Stable-Baselines-Team / stable-baselines3-contrib

Contrib package for Stable-Baselines3 - Experimental reinforcement learning (RL) code
https://sb3-contrib.readthedocs.io
MIT License
461 stars 169 forks source link

SIL #158

Open qgallouedec opened 1 year ago

qgallouedec commented 1 year ago

Self Imitation Learning @emrul has implemented SAIL, see https://github.com/Stable-Baselines-Team/stable-baselines3-contrib/pull/139#issuecomment-1445114579

@emrul, is there an official implementation for those two? Do you match the results from the paper with your implementation?

emrul commented 1 year ago

Hi @qgallouedec - I haven't don't much testing but if there's no rush I'd love to work on this in my spare time. The official implementation appears to be here: https://github.com/google-research/google-research/tree/master/sail_rl

qgallouedec commented 1 year ago

There is no rush at all :)

richardjozsa commented 1 year ago

Hey everyone,

I have tried the code what @emrul pasted in the IQN PR comments, it works.

One thing what I haven't got to work is the SubProcEenv wrapping. Just wanted to let you know. :)

emrul commented 1 year ago

Thanks @richardjozsa - that's interesting because I exclusively use SubProcVecEnv for training and the Dummy vec env for evaluation. What happens when you use SubProcVecEnv?

richardjozsa commented 1 year ago

This is the error what I got, but if it works for you than I recheck. I use a customenv maybe that caused something.

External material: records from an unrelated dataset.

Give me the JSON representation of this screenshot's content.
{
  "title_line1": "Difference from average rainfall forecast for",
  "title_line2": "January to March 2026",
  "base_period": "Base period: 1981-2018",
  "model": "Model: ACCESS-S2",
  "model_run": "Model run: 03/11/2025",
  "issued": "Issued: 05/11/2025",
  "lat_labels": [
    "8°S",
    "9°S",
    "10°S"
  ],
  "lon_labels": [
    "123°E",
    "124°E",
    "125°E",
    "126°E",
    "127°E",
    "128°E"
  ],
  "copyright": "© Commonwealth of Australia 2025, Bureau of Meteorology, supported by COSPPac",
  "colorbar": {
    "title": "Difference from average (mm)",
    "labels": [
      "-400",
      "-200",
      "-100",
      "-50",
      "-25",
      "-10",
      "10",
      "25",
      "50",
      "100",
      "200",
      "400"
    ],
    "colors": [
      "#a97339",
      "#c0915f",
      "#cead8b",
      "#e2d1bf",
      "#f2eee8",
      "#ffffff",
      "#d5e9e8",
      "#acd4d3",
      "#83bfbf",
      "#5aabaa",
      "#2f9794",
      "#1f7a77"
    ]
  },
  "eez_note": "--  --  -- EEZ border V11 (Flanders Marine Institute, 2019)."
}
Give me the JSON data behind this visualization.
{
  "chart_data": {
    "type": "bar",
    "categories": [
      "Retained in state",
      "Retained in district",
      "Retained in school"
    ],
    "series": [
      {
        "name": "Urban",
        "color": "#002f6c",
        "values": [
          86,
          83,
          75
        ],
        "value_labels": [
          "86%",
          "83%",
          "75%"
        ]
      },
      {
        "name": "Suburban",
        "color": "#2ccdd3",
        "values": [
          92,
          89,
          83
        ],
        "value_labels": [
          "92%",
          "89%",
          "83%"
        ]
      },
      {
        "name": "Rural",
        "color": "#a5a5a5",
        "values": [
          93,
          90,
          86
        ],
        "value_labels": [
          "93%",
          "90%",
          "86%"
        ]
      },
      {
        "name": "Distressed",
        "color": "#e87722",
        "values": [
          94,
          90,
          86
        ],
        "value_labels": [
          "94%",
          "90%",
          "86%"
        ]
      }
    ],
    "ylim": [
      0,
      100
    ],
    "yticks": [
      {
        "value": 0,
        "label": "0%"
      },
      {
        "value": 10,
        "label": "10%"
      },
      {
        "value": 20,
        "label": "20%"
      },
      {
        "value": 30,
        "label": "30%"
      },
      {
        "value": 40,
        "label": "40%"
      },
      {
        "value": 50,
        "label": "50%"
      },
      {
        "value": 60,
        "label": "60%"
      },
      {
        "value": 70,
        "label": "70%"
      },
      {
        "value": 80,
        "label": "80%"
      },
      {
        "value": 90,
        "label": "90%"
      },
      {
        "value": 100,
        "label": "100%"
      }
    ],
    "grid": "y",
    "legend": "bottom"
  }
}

Traceback (most recent call last): RLTEST | File "/usr/lib/python3.10/multiprocessing/forkserver.py", line 274, in main RLTEST | code = _serve_one(child_r, fds, RLTEST | File "/usr/lib/python3.10/multiprocessing/forkserver.py", line 313, in _serve_one RLTEST | code = spawn._main(child_r, parent_sentinel) RLTEST | File "/usr/lib/python3.10/multiprocessing/spawn.py", line 126, in _main RLTEST | self = reduction.pickle.load(from_parent) RLTEST | File "/home/ftuser/.local/lib/python3.10/site-packages/stable_baselines3/common/vec_env/base_vec_env.py", line 375, in setstate RLTEST | self.var = cloudpickle.loads(var) RLTEST | ModuleNotFoundError: No module named 'base'

emrul commented 1 year ago

... looks like an error trying to load your env from Pickle but in my modifications I don't make any changes to envs (the replay buffer holds the SAIL returns internally) so I don't think this should be caused by amendments.

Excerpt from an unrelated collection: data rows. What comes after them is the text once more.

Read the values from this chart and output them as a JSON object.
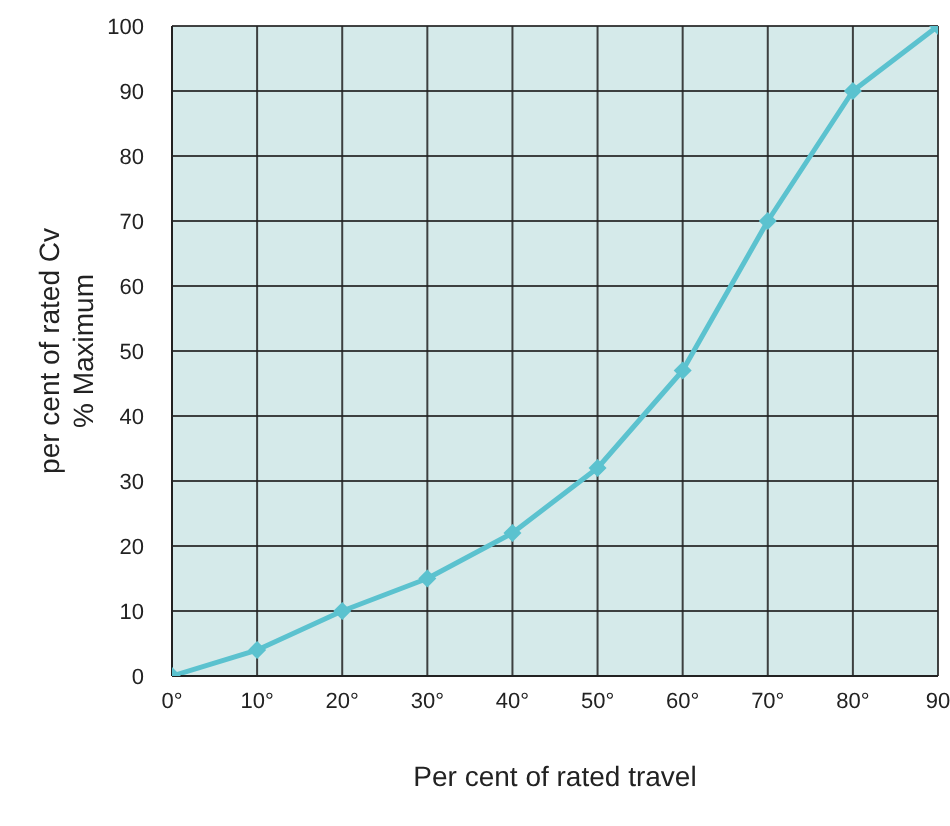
{
  "chart_data": {
    "type": "line",
    "xlabel": "Per cent of rated travel",
    "ylabel": "per cent of rated Cv\n% Maximum",
    "x": [
      0,
      10,
      20,
      30,
      40,
      50,
      60,
      70,
      80,
      90
    ],
    "series": [
      {
        "color": "#5bc2cf",
        "values": [
          0,
          4,
          10,
          15,
          22,
          32,
          47,
          70,
          90,
          100
        ]
      }
    ],
    "xlim": [
      0,
      90
    ],
    "xticks": [
      {
        "value": 0,
        "label": "0°"
      },
      {
        "value": 10,
        "label": "10°"
      },
      {
        "value": 20,
        "label": "20°"
      },
      {
        "value": 30,
        "label": "30°"
      },
      {
        "value": 40,
        "label": "40°"
      },
      {
        "value": 50,
        "label": "50°"
      },
      {
        "value": 60,
        "label": "60°"
      },
      {
        "value": 70,
        "label": "70°"
      },
      {
        "value": 80,
        "label": "80°"
      },
      90
    ],
    "ylim": [
      0,
      100
    ],
    "yticks": [
      0,
      10,
      20,
      30,
      40,
      50,
      60,
      70,
      80,
      90,
      100
    ],
    "grid": true,
    "marker": "diamond",
    "line_style": "solid"
  }
}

richardjozsa commented 1 year ago

My bad sorry, it was in my environment, it works fine. Only comment, you have set the replay buffer to device= cpu. I guess that can be auto. :)

emrul commented 1 year ago

My bad sorry, it was in my environment, it works fine. Only comment, you have set the replay buffer to device= cpu. I guess that can be auto. :)

Great, and yes - good catch on the device, I will correct that!